Asher was a favorite in the neighborhood. On his last day, a steady stream of neighbors stopped by to say goodbye and to pet his soft head. Since his death, texts, emails, phone calls have delivered condolences.
His life was worthy not only because of who he was–gentle natured and pure in ability to love, and as a younger dog, goofy in demeanor, but also because of his role as an important tether in our family. My daughter and I found him in 2002 when we were volunteers at our local shelter, where, every Sunday, we walked and played with abandoned dogs. Shoshana loved animals and science, and wanted to become a veterinarian.
Shoshana died in 2006, suddenly and of natural causes, leaving our family forever altered.
We survived: parents who buried a child and the younger brother who grew up alone.
But, we had Asher. Asher was a balm for our broken hearts. A sensitive soul, he seemingly understood our pain, sitting quietly to keep us company when need be. Or, when the mood struck, ready to play and unleash his silly side–and silly was a big part of Asher.

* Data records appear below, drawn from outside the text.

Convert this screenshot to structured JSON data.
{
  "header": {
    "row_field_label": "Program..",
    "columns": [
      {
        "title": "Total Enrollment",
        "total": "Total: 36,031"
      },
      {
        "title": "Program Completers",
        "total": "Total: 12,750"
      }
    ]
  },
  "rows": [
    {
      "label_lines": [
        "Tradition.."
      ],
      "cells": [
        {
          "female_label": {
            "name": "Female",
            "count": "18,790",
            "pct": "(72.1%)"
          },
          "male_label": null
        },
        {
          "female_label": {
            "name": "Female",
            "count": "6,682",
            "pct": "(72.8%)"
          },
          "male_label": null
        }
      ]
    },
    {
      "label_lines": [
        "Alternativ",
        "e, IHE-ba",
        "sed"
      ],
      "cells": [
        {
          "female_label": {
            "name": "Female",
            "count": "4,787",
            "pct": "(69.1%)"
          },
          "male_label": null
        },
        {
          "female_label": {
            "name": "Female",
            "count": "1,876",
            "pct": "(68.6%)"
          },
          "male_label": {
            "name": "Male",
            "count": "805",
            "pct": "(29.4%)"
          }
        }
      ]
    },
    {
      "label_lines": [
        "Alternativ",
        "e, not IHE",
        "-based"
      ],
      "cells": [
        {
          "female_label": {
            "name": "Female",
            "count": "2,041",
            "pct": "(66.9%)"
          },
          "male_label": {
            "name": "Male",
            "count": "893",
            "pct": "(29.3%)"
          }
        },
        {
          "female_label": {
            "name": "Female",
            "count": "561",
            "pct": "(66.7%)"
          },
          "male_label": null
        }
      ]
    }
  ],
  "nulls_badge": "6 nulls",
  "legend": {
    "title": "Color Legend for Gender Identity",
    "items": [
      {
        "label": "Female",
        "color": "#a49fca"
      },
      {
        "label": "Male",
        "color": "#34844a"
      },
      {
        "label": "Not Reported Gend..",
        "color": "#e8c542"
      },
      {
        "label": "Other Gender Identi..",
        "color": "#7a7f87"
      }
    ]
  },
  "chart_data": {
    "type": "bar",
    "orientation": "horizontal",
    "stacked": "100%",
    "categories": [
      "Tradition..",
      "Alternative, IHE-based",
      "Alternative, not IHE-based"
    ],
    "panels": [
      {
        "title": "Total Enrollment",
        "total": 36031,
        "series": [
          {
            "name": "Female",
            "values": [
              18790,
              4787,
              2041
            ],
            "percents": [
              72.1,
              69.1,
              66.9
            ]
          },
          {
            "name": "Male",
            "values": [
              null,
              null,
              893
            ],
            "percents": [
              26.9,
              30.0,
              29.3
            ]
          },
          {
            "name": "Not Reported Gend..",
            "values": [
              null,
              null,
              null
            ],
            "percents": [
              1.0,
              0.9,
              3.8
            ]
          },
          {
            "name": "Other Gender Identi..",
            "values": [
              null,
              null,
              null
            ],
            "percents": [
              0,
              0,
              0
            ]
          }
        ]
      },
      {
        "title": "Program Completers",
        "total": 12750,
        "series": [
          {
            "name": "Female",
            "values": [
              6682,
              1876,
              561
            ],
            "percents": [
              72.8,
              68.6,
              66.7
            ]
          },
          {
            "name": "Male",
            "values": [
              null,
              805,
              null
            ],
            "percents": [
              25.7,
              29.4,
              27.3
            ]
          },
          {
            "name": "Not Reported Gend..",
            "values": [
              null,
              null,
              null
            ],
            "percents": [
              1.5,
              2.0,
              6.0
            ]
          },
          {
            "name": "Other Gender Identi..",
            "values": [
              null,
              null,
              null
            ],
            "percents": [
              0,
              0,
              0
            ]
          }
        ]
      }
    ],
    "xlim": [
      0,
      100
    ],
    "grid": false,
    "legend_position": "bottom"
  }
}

Always, he lightened our load. He’s the last of our pets who knew Shoshana and experienced our intact family.
The vet and vet tech came to our house. Both young women were kind and compassionate. They listened to us, and talked to and petted Asher.
His death was peaceful.
I roll my eyes at references to crossing over the rainbow bridge and I detest bad pet poetry, but I like this Irving Townsend quote:
We who choose to surround ourselves with lives even more temporary than our own, live within a fragile circle; easily and often breached. Unable to accept its awful gaps, we would still live no other way. We cherish memory as the only certain immortality, never fully understanding the necessary plan.
Asher. His name is Hebrew for “happy” and our lovely–and deeply loved–friend was aptly named, both in who he was, and what he gifted.